「お話(仮)」
第1話
――草木も眠る月夜の森で、
血に飢えた野獣が目を覚ます――
木々の間を泳ぐように移動する人影が一つ。
まるで何かから逃れるかの如く、その者は深い森を奥へ奥へと進んでいった。
「……」
ふいに視界が開け、丸い月が静かに闇夜を照らし出す。
鋭く光る緋色の瞳。
全身を覆うマントのため顔は定かでないが、背格好からして少年少女だろうか。
――ある時は闇に紛れ、
またある時は人に紛れ、ただ黙って狩りの機が熟すのを待つ――
「!」
と、背後から一発の弾丸が頬をかすめ、振り返ったフードの下から白銀色の前髪が躍る。
「見ぃつけた。
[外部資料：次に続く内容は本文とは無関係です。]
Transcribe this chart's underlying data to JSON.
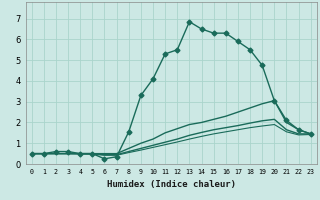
{
  "xlabel": "Humidex (Indice chaleur)",
  "background_color": "#cce8e4",
  "grid_color": "#aad4cc",
  "line_color": "#1a6b5a",
  "xlim": [
    -0.5,
    23.5
  ],
  "ylim": [
    0,
    7.8
  ],
  "xticks": [
    0,
    1,
    2,
    3,
    4,
    5,
    6,
    7,
    8,
    9,
    10,
    11,
    12,
    13,
    14,
    15,
    16,
    17,
    18,
    19,
    20,
    21,
    22,
    23
  ],
  "yticks": [
    0,
    1,
    2,
    3,
    4,
    5,
    6,
    7
  ],
  "series": [
    {
      "x": [
        0,
        1,
        2,
        3,
        4,
        5,
        6,
        7,
        8,
        9,
        10,
        11,
        12,
        13,
        14,
        15,
        16,
        17,
        18,
        19,
        20,
        21,
        22,
        23
      ],
      "y": [
        0.5,
        0.5,
        0.6,
        0.6,
        0.5,
        0.5,
        0.25,
        0.35,
        1.55,
        3.3,
        4.1,
        5.3,
        5.5,
        6.85,
        6.5,
        6.3,
        6.3,
        5.9,
        5.5,
        4.75,
        3.05,
        2.1,
        1.65,
        1.45
      ],
      "marker": "D",
      "markersize": 2.5,
      "linestyle": "-",
      "linewidth": 1.0
    },
    {
      "x": [
        0,
        1,
        2,
        3,
        4,
        5,
        6,
        7,
        8,
        9,
        10,
        11,
        12,
        13,
        14,
        15,
        16,
        17,
        18,
        19,
        20,
        21,
        22,
        23
      ],
      "y": [
        0.5,
        0.5,
        0.5,
        0.5,
        0.5,
        0.5,
        0.5,
        0.5,
        0.75,
        1.0,
        1.2,
        1.5,
        1.7,
        1.9,
        2.0,
        2.15,
        2.3,
        2.5,
        2.7,
        2.9,
        3.05,
        2.0,
        1.65,
        1.45
      ],
      "marker": null,
      "markersize": 0,
      "linestyle": "-",
      "linewidth": 1.0
    },
    {
      "x": [
        0,
        1,
        2,
        3,
        4,
        5,
        6,
        7,
        8,
        9,
        10,
        11,
        12,
        13,
        14,
        15,
        16,
        17,
        18,
        19,
        20,
        21,
        22,
        23
      ],
      "y": [
        0.5,
        0.5,
        0.5,
        0.5,
        0.5,
        0.5,
        0.45,
        0.45,
        0.6,
        0.75,
        0.9,
        1.05,
        1.2,
        1.38,
        1.52,
        1.65,
        1.75,
        1.85,
        1.97,
        2.08,
        2.15,
        1.65,
        1.45,
        1.45
      ],
      "marker": null,
      "markersize": 0,
      "linestyle": "-",
      "linewidth": 1.0
    },
    {
      "x": [
        0,
        1,
        2,
        3,
        4,
        5,
        6,
        7,
        8,
        9,
        10,
        11,
        12,
        13,
        14,
        15,
        16,
        17,
        18,
        19,
        20,
        21,
        22,
        23
      ],
      "y": [
        0.5,
        0.5,
        0.5,
        0.5,
        0.48,
        0.47,
        0.42,
        0.42,
        0.55,
        0.67,
        0.8,
        0.93,
        1.06,
        1.2,
        1.33,
        1.45,
        1.55,
        1.65,
        1.75,
        1.83,
        1.9,
        1.55,
        1.4,
        1.42
      ],
      "marker": null,
      "markersize": 0,
      "linestyle": "-",
      "linewidth": 0.8
    }
  ]
}
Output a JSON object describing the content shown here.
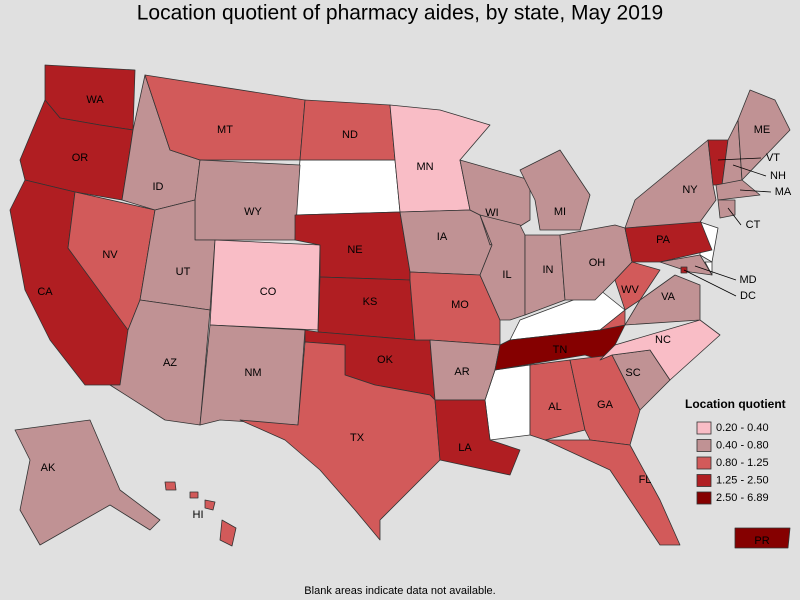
{
  "title": "Location quotient of pharmacy aides, by state, May 2019",
  "legend": {
    "title": "Location quotient",
    "bins": [
      {
        "label": "0.20 - 0.40",
        "color": "#f9bdc6"
      },
      {
        "label": "0.40 - 0.80",
        "color": "#c09294"
      },
      {
        "label": "0.80 - 1.25",
        "color": "#d25a5a"
      },
      {
        "label": "1.25 - 2.50",
        "color": "#b01e22"
      },
      {
        "label": "2.50 - 6.89",
        "color": "#850000"
      }
    ]
  },
  "states": [
    {
      "abbr": "WA",
      "bin": 3
    },
    {
      "abbr": "OR",
      "bin": 3
    },
    {
      "abbr": "CA",
      "bin": 3
    },
    {
      "abbr": "NV",
      "bin": 2
    },
    {
      "abbr": "ID",
      "bin": 1
    },
    {
      "abbr": "MT",
      "bin": 2
    },
    {
      "abbr": "WY",
      "bin": 1
    },
    {
      "abbr": "UT",
      "bin": 1
    },
    {
      "abbr": "AZ",
      "bin": 1
    },
    {
      "abbr": "CO",
      "bin": 0
    },
    {
      "abbr": "NM",
      "bin": 1
    },
    {
      "abbr": "ND",
      "bin": 2
    },
    {
      "abbr": "NE",
      "bin": 3
    },
    {
      "abbr": "KS",
      "bin": 3
    },
    {
      "abbr": "OK",
      "bin": 3
    },
    {
      "abbr": "TX",
      "bin": 2
    },
    {
      "abbr": "MN",
      "bin": 0
    },
    {
      "abbr": "IA",
      "bin": 1
    },
    {
      "abbr": "MO",
      "bin": 2
    },
    {
      "abbr": "AR",
      "bin": 1
    },
    {
      "abbr": "LA",
      "bin": 3
    },
    {
      "abbr": "WI",
      "bin": 1
    },
    {
      "abbr": "IL",
      "bin": 1
    },
    {
      "abbr": "MI",
      "bin": 1
    },
    {
      "abbr": "IN",
      "bin": 1
    },
    {
      "abbr": "OH",
      "bin": 1
    },
    {
      "abbr": "TN",
      "bin": 4
    },
    {
      "abbr": "AL",
      "bin": 2
    },
    {
      "abbr": "GA",
      "bin": 2
    },
    {
      "abbr": "FL",
      "bin": 2
    },
    {
      "abbr": "SC",
      "bin": 1
    },
    {
      "abbr": "NC",
      "bin": 0
    },
    {
      "abbr": "VA",
      "bin": 1
    },
    {
      "abbr": "WV",
      "bin": 2
    },
    {
      "abbr": "PA",
      "bin": 3
    },
    {
      "abbr": "NY",
      "bin": 1
    },
    {
      "abbr": "VT",
      "bin": 3
    },
    {
      "abbr": "NH",
      "bin": 1
    },
    {
      "abbr": "ME",
      "bin": 1
    },
    {
      "abbr": "MA",
      "bin": 1
    },
    {
      "abbr": "CT",
      "bin": 1
    },
    {
      "abbr": "MD",
      "bin": 1
    },
    {
      "abbr": "DC",
      "bin": 3
    },
    {
      "abbr": "AK",
      "bin": 1
    },
    {
      "abbr": "HI",
      "bin": 2
    },
    {
      "abbr": "PR",
      "bin": 4
    }
  ],
  "footnote": "Blank areas indicate data not available."
}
もう逃げられないよ……お譲ちゃん」
茂みの向こうから現れた男が猟銃を手に笑う。
――人の容貌を持ちながら、
その右手に宿した紅き刻印の力で獣を操り、
更には己自身の姿をも獣へと変化させる者達がいた――
一歩、また一歩と追い詰められ、小広場の一本杉にもたれるマントの少女。
怯えた眼差しの先で、男は肩に乗せた黒猫の喉を撫でながら、もう片方の手の指を引き金に当てた。
「もう終わりかい? 少しは抵抗してみろよ。楽しませてくれよ……なぁ」
そして、男は名を囁く。
――その者達の名は――
「…………アカイケモノ」
銃声と共に飛び散る血。満月の空の下、猫が短く一声鳴いた。